Lee’s talent was not in athletics, but in classical music, which was a white fort rather than white. As the first black conductor on Broadway in the mid-1940s he broke many ethnic lines. A decade later, Lee performed the African-American Scoop with a symphony orchestra at the racist South, Louisville and a large opera house, the New York City Opera.
But the mind is not yet mature enough to appoint him as an art director somewhere. Famous music writer Oscar Homerstein II once took him to a party and said, “We want to let you do our shows, but no theater will book us when we tour the South.” The best impressorio and orchestra manager Arthur Jutson cheated on him. “You get great reviews and you have charisma,” he confirmed. “But I tell you right now: I do not trust black conductors for white bands. You can dance and sing alone, but not as a violinist.

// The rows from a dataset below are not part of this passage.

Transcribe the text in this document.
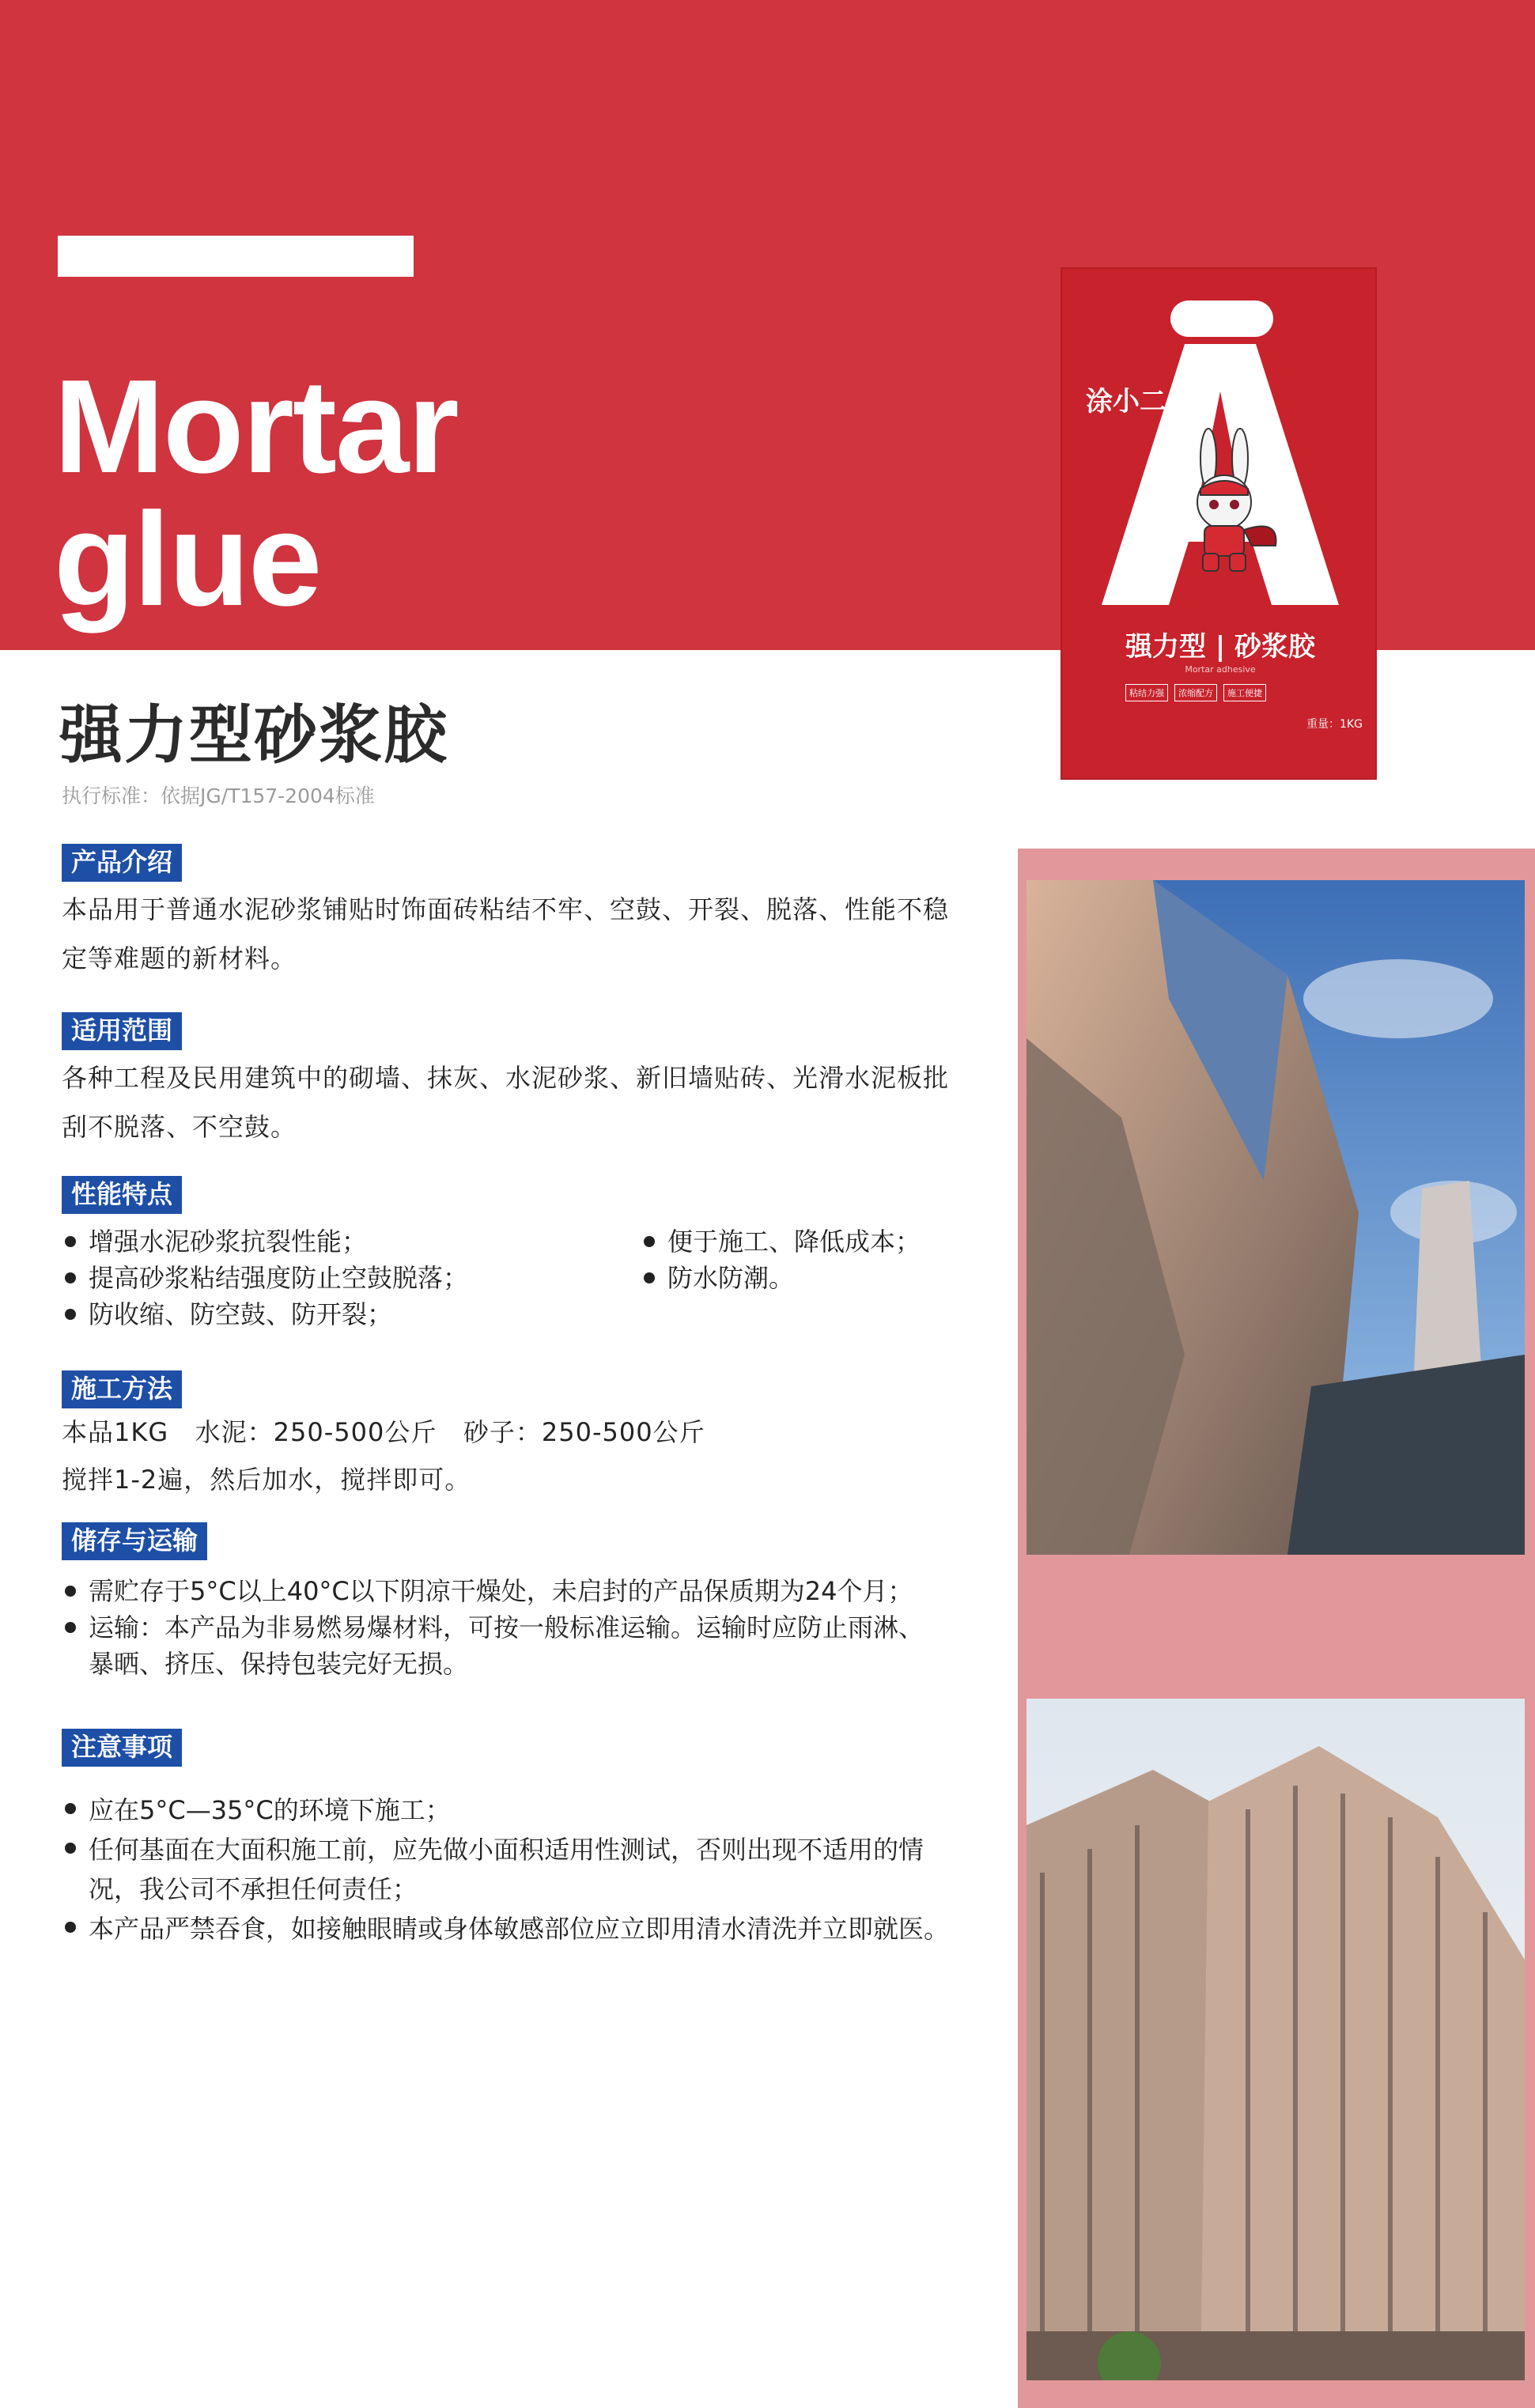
Mortar
glue
强力型砂浆胶
执行标准：依据JG/T157-2004标准
涂小二
强力型 | 砂浆胶
Mortar adhesive
粘结力强	浓缩配方	施工便捷
重量：1KG
产品介绍
本品用于普通水泥砂浆铺贴时饰面砖粘结不牢、空鼓、开裂、脱落、性能不稳定等难题的新材料。
适用范围
各种工程及民用建筑中的砌墙、抹灰、水泥砂浆、新旧墙贴砖、光滑水泥板批刮不脱落、不空鼓。
性能特点
增强水泥砂浆抗裂性能；
提高砂浆粘结强度防止空鼓脱落；
防收缩、防空鼓、防开裂；
便于施工、降低成本；
防水防潮。
施工方法
本品1KG   水泥：250-500公斤   砂子：250-500公斤
搅拌1-2遍，然后加水，搅拌即可。
储存与运输
需贮存于5°C以上40°C以下阴凉干燥处，未启封的产品保质期为24个月；
运输：本产品为非易燃易爆材料，可按一般标准运输。运输时应防止雨淋、暴晒、挤压、保持包装完好无损。
注意事项
应在5°C—35°C的环境下施工；
任何基面在大面积施工前，应先做小面积适用性测试，否则出现不适用的情况，我公司不承担任何责任；
本产品严禁吞食，如接触眼睛或身体敏感部位应立即用清水清洗并立即就医。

That’s why Lee himself started a group. The Cosmopolitan Symphony Society consisted of musicians of Chinese, Russian, Jewish, African, Italian, and Slavic descent, as well as women without access to orchestras. Black newspaper Amsterdam News In 1947 he declared the first concert in Harlem a historic event.
Sweden
Lee combined European heritage with the work of black composers. “It’s not enough to make money with this,” he wrote to his lawyer, friend, host and composer Leonard Bernstein. “But this band will become the starting point for breaking many nonsensical boundaries.”
But the racial barriers lasted for a while. Lee did not become chief executive in Europe until he went to work at a traveling opera house in Munich in 1956. He found a second home in Sweden in the early 1960s, where he conducted the Norcoping Symphony Orchestra for thirteen years. There, Lee said, it could finally be held without “racial issues.” Although he flew to bands around the world, he continued to live in Sweden throughout his life. In 2005, he performed his last concert with the Louisville Orchestra, half a century before Everett Lee became the first black conductor in the Southern State.
He is 105. Wheeling, his hometown in West Virginia, declared his birthday (August 31) as Everett Lee’s Day five years ago.